Opinion: Gameloft Strikes Out with Asphalt Street Storm Racing
The Asphalt series has been a staple in the racing genre since its first incarnation all the way back in 2004 — I still remember buying it for my newly-obtained Nintendo DS. It warms my heart to see that, after all this time, Gameloft continues to produce mobile Asphalt games, releasing the latest for Android today. Unfortunately, that's about all Gameloft has taken from its previous efforts. To be frank, this game ain't good.
Strangely, Gameloft makes you enter your age and gender before "agreeing" to sign up to play the game. Look, I don't want any trouble, Gameloft. I just want to do some racing, not sign my life away.
Things have clearly changed since the days of the Nintendo DS. Unlike 2004, money is no barrier between you and obtaining the game. Street Storm Racing is free to download and play.

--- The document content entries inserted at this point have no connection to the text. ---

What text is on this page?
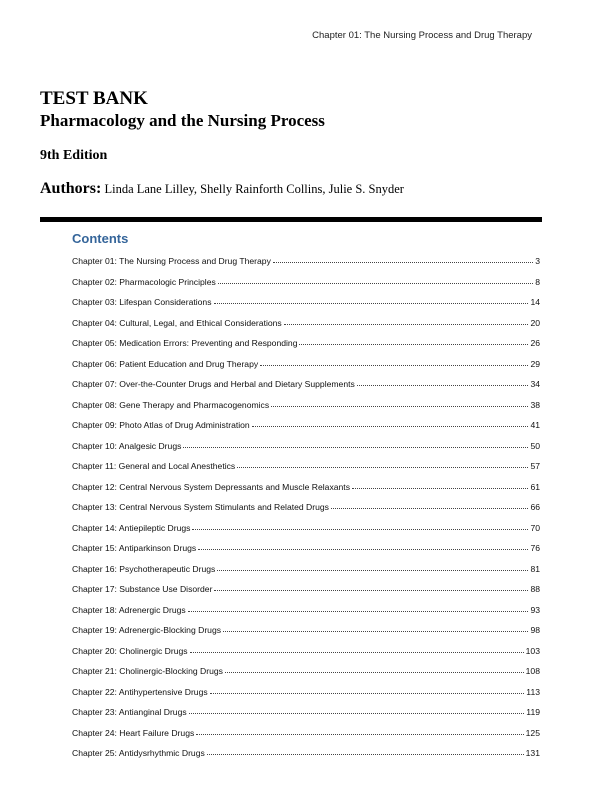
Chapter 01: The Nursing Process and Drug Therapy
TEST BANK
Pharmacology and the Nursing Process
9th Edition
Authors: Linda Lane Lilley, Shelly Rainforth Collins, Julie S. Snyder
Contents
Chapter 01: The Nursing Process and Drug Therapy	3
Chapter 02: Pharmacologic Principles	8
Chapter 03: Lifespan Considerations	14
Chapter 04: Cultural, Legal, and Ethical Considerations	20
Chapter 05: Medication Errors: Preventing and Responding	26
Chapter 06: Patient Education and Drug Therapy	29
Chapter 07: Over-the-Counter Drugs and Herbal and Dietary Supplements	34
Chapter 08: Gene Therapy and Pharmacogenomics	38
Chapter 09: Photo Atlas of Drug Administration	41
Chapter 10: Analgesic Drugs	50
Chapter 11: General and Local Anesthetics	57
Chapter 12: Central Nervous System Depressants and Muscle Relaxants	61
Chapter 13: Central Nervous System Stimulants and Related Drugs	66
Chapter 14: Antiepileptic Drugs	70
Chapter 15: Antiparkinson Drugs	76
Chapter 16: Psychotherapeutic Drugs	81
Chapter 17: Substance Use Disorder	88
Chapter 18: Adrenergic Drugs	93
Chapter 19: Adrenergic-Blocking Drugs	98
Chapter 20: Cholinergic Drugs	103
Chapter 21: Cholinergic-Blocking Drugs	108
Chapter 22: Antihypertensive Drugs	113
Chapter 23: Antianginal Drugs	119
Chapter 24: Heart Failure Drugs	125
Chapter 25: Antidysrhythmic Drugs	131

Of course, nothing in life is free. In-app purchases are available to players, ranging from inoffensive $0.99 transactions to a whopping $99.99 feature. Nintendo DS games were $29.99 back in 2004, so while I appreciate the option to play for free, what feature could be worth three times the cost of the original Asphalt game?
The gameplay is ... disappointing, at least to anyone hoping to, you know, control the car. This isn't a racing game so much as a gear-shifting one, because that's all you do — shift gears at the optimal time to go as fast as possible.
Of course, all of the plagues of mobile gaming are here. Frequent, necessary upgrades, wait-times for those upgrades, gems to spend on those upgrades ... so original.
The more you play, the more things require in-game payment. Upgrades, wait-times, four-player races ... it becomes more apparent as time goes on that this isn't a game — it's a shameless money-making scheme.
What happened, Gameloft?! You used to make racing games. You know, rounding tight corners, using speed boosts to blast past your opponents, knowing when to drift ...
How did we go from this:
It's. So. Boring.
You know, I'd be a bit more worried about people losing their money to in-app purchases if the gameplay were even remotely addicting. You want my advice? Skip this one. Your wallet — and your sanity — will thank you.